Tuesday, August 23, 2005

VC -->Early Stage Comeback

Late-stage deals dominated the second quarter, but I've noticed more early-stage investments in the dealflow in the last couple weeks, but it's always nice to hear someone else say it. I recently talked with Evangelos Simoudis at Trident about investing at different stages. Read the full interview at RHDotCom.

Q. What caused last quarter's strong shift to late-stage?

A. There has been a lot of discussion of the venture funds that invested in the tail end of the Internet [boom] which didn’t do well at all. One of the reasons they didn’t do well was because they invested at high valuations and the companies didn’t go anywhere.

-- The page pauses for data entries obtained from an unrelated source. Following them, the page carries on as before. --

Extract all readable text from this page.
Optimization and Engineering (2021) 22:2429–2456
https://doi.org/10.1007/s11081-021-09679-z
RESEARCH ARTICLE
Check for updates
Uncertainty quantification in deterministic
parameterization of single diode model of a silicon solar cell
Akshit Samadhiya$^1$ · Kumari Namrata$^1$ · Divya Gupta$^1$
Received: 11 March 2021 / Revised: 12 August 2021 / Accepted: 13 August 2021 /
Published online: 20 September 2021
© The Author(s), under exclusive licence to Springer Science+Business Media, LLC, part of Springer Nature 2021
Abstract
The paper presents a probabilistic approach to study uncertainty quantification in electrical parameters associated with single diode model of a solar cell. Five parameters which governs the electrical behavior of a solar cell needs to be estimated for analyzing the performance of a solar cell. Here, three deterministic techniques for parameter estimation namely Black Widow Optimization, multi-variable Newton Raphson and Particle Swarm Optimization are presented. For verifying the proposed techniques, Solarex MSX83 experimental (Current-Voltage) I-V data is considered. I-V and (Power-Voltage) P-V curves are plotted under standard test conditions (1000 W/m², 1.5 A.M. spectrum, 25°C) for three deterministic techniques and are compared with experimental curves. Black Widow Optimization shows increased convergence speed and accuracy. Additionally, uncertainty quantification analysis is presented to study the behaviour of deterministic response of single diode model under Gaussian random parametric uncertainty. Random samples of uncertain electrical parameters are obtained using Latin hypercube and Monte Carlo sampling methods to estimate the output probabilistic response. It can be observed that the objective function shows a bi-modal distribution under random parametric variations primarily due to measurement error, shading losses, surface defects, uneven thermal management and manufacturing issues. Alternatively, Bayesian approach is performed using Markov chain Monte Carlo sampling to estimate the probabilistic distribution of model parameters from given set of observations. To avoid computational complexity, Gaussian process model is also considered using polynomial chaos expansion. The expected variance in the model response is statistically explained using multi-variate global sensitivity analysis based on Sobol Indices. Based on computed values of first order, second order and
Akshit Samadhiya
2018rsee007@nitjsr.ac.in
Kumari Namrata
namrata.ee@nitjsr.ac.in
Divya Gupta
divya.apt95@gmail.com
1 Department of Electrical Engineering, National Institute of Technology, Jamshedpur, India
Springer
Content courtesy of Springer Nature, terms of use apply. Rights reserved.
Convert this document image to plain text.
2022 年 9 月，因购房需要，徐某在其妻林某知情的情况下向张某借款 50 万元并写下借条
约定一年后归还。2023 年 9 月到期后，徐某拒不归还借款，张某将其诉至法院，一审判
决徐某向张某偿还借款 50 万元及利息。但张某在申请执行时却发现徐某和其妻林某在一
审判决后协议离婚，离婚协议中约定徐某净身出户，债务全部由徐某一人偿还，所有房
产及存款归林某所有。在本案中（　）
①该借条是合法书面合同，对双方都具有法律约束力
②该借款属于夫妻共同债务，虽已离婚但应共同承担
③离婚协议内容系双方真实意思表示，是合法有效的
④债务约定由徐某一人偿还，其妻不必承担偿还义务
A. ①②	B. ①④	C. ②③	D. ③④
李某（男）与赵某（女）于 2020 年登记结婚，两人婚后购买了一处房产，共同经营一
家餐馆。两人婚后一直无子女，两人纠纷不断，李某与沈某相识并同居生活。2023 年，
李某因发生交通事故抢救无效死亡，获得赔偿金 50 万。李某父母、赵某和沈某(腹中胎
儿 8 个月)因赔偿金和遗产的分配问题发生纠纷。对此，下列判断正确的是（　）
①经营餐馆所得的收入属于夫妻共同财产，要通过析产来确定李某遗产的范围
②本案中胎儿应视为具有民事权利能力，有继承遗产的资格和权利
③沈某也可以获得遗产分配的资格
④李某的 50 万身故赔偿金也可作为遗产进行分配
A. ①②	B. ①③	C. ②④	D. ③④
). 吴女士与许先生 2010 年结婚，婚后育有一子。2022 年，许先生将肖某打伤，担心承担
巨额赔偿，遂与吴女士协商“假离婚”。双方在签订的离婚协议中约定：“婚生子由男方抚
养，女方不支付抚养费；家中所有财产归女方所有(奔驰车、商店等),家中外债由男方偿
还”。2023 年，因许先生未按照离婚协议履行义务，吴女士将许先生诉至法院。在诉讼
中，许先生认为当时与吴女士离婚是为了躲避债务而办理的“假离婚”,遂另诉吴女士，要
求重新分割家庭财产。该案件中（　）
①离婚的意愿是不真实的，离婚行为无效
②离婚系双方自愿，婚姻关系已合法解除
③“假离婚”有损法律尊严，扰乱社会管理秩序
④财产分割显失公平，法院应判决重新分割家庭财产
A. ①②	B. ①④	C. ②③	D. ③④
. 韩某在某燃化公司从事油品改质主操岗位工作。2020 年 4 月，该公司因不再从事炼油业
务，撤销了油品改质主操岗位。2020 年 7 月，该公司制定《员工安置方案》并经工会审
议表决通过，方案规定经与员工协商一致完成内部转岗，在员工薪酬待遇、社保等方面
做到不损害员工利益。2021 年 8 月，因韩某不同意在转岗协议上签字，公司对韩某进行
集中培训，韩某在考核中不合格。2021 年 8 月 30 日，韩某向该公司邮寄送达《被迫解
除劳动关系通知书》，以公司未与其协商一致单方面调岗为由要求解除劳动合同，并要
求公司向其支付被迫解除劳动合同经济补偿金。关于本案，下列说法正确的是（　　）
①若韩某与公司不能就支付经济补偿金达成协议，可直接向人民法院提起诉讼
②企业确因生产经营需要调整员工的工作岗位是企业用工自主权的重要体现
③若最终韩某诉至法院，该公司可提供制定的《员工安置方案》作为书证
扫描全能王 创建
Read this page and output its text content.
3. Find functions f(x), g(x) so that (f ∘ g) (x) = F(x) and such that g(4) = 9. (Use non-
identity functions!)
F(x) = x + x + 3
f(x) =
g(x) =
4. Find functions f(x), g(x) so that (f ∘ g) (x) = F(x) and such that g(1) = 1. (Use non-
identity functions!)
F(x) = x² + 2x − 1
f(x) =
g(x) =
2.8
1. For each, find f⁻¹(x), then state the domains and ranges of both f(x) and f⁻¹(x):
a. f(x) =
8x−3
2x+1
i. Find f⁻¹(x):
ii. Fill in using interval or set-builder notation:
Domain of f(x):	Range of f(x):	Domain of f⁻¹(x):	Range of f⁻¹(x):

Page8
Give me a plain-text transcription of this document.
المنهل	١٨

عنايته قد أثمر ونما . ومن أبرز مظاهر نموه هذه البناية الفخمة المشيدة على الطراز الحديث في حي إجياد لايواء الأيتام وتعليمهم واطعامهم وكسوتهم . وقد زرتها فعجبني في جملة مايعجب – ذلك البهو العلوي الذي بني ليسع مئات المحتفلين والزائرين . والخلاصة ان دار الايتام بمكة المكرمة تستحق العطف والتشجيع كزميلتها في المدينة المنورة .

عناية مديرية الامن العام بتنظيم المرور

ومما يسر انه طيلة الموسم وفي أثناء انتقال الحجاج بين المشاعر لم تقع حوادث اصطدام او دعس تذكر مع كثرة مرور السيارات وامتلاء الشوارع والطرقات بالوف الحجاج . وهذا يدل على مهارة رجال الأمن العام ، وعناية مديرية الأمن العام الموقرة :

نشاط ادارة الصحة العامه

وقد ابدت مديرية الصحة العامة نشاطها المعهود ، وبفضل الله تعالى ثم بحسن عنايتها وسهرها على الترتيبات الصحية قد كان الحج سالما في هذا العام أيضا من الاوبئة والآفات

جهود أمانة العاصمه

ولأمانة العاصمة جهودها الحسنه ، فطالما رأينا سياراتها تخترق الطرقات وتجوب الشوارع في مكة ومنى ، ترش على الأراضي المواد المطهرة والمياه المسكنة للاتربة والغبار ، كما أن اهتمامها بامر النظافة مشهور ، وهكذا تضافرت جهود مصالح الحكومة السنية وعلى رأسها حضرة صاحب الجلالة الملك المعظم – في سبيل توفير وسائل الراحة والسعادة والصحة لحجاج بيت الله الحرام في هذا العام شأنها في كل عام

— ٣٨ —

Now they have to talk to their institutional investors about their track record, and the track record for early-stage was not very good.

Q. So it’s just face saving?

A. It’s not just face saving, where the investors said, “Oh my God, that didn’t work. Let’s try something else.” If you want to see the whole chain of effects, you have to go back to 2001, when a lot of corporations cut down their budgets, so they were not buying as many wares from the startups.

They had bought a lot of things during the late nineties. Now all of a sudden, they weren’t buying anything. Similarly, consumers curtailed their purchasing. As a result, many companies did not do well at all.

Q. So if the action is in late stage now, does this mean early stage is doomed?

A. Early-stage investing is going to come back. We’re at a much better place now than we were 18 months ago. You routinely hear about early-stage companies getting funding. But more importantly, you’re hearing a lot more about exits. This will whet the appetite again and cause people to return to early-stage investing.